In New Orleans last week we walked into a random club on Frenchmen St. just as the band was finishing a song. As the applause died away I heard the guitarist noodling through his wah-wah pedal with a familiar-sounding riff and my ears perked up. “Are they about to do ‘Sneakin’ Sally Through the Alley?’” I asked.
Indeed they were.
“Sally” was written by Allen Toussaint and originally recorded by Lee Dorsey in 1970:
But probably the most famous version, and the one the bar band was clearly drawing its arrangement from, was the one Robert Palmer did — with the Meters as his backing band — in 1974:
Confusingly enough, “Sally” was also recorded by New Orleans musician Robert Parker:
Apologies in advance if that last one is preceded — as it was for me — by a Mike Bloomberg ad. Fucking Bloomberg.

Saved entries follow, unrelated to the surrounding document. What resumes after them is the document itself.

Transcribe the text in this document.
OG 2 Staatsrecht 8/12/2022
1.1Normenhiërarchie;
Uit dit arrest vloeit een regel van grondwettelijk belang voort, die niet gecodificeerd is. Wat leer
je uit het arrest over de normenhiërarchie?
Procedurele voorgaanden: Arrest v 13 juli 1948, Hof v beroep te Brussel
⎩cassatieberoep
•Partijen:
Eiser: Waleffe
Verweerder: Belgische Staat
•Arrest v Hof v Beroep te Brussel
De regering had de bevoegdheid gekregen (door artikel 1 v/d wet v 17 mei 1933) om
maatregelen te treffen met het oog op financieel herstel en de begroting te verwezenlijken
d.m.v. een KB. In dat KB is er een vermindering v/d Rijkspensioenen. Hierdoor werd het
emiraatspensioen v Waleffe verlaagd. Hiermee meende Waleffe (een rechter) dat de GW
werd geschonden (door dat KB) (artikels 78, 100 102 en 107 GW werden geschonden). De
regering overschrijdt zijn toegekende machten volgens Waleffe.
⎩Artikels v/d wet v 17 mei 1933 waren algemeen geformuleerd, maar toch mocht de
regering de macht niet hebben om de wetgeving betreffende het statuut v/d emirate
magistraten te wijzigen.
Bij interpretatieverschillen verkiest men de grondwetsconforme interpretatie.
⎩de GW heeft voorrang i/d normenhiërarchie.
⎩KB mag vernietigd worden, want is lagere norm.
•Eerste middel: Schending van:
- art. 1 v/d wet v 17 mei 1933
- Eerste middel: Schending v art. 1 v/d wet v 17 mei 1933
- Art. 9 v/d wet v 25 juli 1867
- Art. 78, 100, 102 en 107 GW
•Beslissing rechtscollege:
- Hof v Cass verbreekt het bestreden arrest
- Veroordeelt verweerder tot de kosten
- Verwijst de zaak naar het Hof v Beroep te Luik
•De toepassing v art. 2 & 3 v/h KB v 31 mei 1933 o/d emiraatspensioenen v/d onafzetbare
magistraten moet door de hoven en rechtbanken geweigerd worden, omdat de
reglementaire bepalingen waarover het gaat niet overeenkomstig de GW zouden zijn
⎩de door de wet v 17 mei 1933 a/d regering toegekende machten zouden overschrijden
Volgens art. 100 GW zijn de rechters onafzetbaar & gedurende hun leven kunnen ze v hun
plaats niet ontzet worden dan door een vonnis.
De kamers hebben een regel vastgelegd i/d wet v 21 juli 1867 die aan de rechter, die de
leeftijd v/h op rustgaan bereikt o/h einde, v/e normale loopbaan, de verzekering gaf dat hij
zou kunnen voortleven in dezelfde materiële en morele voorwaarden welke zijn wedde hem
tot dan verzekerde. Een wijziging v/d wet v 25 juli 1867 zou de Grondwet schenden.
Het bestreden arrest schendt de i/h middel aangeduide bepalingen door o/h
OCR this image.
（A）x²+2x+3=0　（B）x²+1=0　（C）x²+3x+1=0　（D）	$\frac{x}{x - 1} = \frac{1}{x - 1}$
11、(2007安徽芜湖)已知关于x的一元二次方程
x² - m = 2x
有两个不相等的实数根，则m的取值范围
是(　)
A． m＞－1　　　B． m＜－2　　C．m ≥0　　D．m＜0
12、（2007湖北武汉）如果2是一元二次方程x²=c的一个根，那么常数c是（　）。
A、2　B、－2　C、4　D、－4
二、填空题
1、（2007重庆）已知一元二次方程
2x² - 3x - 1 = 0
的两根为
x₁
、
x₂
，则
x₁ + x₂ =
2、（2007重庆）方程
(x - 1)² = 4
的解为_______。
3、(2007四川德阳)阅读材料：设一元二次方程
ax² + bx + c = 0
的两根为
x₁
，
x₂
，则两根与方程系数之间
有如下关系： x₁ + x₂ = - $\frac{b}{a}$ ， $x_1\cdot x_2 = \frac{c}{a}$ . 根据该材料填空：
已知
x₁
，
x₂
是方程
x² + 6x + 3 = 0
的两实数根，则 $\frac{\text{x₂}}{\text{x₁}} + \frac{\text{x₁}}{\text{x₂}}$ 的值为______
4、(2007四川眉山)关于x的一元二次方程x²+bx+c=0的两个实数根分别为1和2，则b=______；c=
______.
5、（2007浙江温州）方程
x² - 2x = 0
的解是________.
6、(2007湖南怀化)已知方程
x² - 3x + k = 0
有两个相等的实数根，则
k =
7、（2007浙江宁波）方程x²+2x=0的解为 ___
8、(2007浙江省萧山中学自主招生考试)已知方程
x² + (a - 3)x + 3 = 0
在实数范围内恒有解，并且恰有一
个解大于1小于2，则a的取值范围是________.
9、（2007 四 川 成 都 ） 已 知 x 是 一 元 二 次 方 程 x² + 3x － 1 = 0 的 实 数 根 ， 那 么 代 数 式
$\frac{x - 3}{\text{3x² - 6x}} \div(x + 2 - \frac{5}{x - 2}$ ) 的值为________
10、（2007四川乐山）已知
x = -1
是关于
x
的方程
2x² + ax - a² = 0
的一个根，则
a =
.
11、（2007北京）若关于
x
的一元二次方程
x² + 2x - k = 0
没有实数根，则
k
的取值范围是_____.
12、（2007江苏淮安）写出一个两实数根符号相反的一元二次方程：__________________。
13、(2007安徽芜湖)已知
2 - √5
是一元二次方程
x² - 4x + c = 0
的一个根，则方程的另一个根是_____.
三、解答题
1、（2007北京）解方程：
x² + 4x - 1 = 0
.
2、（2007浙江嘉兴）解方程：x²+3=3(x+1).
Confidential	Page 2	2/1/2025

I can say now in all honesty that in my time I have seen Courtney Barnett perform in a barn. Said barn is on the grounds of the Gundlach Bundschu winery in Sonoma, and is equipped with a stage and a sound system; but still.
The whole thing was really rather strange. It was the coldest day I’d ever experienced in Sonoma County, with an icy wind whipping through the vineyards; fortunately the barn was walled in on three sides, at least. After an opening set by a charming little German who calls herself Hachiku, Courtney turned up with her electric guitar looking fresh-faced and chipper. She did some old songs, some new songs, some covers — including “I’m So Lonesome Could Cry” and a set-closing version of Gillian Welch’s “Everything Is Free,” which she said was “one of the best songs ever written.” I can’t disagree.